Hal ini terjadi karena politikus Malaysia masih diperbolehkan melakukannya. Departemen Agama Islam Selangor (JAIS) Datuk Mohd Shahzihan Ahmad mengatakan, hal ini melanggar peraturan yang ditetapkan Dewan Agama Islam (Mais) Selangor. Tujuan aturan tersebut adalah menjaga masjid dan surau sebagai zona damai, bebas dari unsur atau pengaruh politik.

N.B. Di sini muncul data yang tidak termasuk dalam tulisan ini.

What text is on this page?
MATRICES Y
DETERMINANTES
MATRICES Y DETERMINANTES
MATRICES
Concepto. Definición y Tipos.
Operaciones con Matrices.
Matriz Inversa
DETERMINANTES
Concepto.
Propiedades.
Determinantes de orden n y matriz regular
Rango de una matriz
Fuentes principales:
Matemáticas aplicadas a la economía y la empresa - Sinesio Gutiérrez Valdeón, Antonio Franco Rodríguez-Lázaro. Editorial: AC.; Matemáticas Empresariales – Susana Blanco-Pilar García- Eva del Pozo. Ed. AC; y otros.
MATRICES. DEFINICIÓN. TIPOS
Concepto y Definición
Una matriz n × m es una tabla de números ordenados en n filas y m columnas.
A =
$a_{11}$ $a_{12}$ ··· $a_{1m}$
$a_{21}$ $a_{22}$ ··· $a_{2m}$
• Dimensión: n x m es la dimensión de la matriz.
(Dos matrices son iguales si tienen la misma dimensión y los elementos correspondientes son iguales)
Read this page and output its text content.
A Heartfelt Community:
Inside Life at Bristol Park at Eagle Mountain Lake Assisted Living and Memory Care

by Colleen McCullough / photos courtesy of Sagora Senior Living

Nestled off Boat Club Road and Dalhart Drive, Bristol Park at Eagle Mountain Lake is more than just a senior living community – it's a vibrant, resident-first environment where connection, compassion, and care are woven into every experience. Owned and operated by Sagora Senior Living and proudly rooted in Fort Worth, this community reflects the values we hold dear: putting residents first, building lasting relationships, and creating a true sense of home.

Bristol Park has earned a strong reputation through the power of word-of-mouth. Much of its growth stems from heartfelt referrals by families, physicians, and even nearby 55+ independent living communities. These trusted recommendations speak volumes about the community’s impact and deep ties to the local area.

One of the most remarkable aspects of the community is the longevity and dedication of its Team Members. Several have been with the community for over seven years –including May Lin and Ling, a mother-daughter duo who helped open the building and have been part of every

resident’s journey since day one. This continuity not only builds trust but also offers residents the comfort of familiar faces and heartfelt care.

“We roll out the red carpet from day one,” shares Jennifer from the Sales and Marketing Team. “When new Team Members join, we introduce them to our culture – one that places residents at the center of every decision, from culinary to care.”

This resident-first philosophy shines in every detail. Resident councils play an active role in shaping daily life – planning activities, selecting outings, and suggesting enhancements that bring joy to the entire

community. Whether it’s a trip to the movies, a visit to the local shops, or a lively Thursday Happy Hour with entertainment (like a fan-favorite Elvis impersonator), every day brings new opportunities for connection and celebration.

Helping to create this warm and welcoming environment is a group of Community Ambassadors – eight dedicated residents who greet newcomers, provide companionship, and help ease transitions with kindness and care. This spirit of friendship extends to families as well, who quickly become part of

"Tindakan pihak-pihak tertentu yang memanfaatkan pemilu negara bagian yang akan datang, dengan menyebarkan publikasi materi politik dan berpolitik di masjid atau surau, tidak bertanggung jawab dan bertentangan dengan keputusan Sultan Selangor, Sultan Sharafuddin Idris Shah dan keputusan Mais,” ujar dia dikutip di Malay Mail, Jumat (14/7/2023).
Dia lantas mengatakan, setiap tindakan yang menghina, tidak mematuhi, melanggar, atau membantah perintah Sultan Selangor atau instruksi Mais dapat dituntut sesuai dengan Bagian 12 (a) atau (b) Undang-Undang Tindak Pidana Syariah (Selangor) 1995.
"Para pengurus masjid yang terlibat juga dapat dikenakan tindakan dan pengangkatannya dibatalkan oleh Mais, berdasarkan Aturan 7 (f) Peraturan Masjid dan Surau (Selangor) 2017,” ujar dia.
Di sisi lain, MAIS pun memutuskan masjid dan surau tidak boleh digunakan sebagai arena politik dan pusat propaganda politik partai. Kepada pengurus masjid dan surau di seluruh negara bagian, JAIS mengingatkan untuk meningkatkan kontrol dan menegakkan semua larangan yang ditetapkan menjelang pemilihan umum negara bagian (PRN).
"Sejak 2018, Sultan Selangor memerintahkan agar masjid atau surau menjadi tempat ibadah yang damai dan sejahtera serta tidak dipolitisasi," kata Datuk Mohd Shahzihan Ahmad.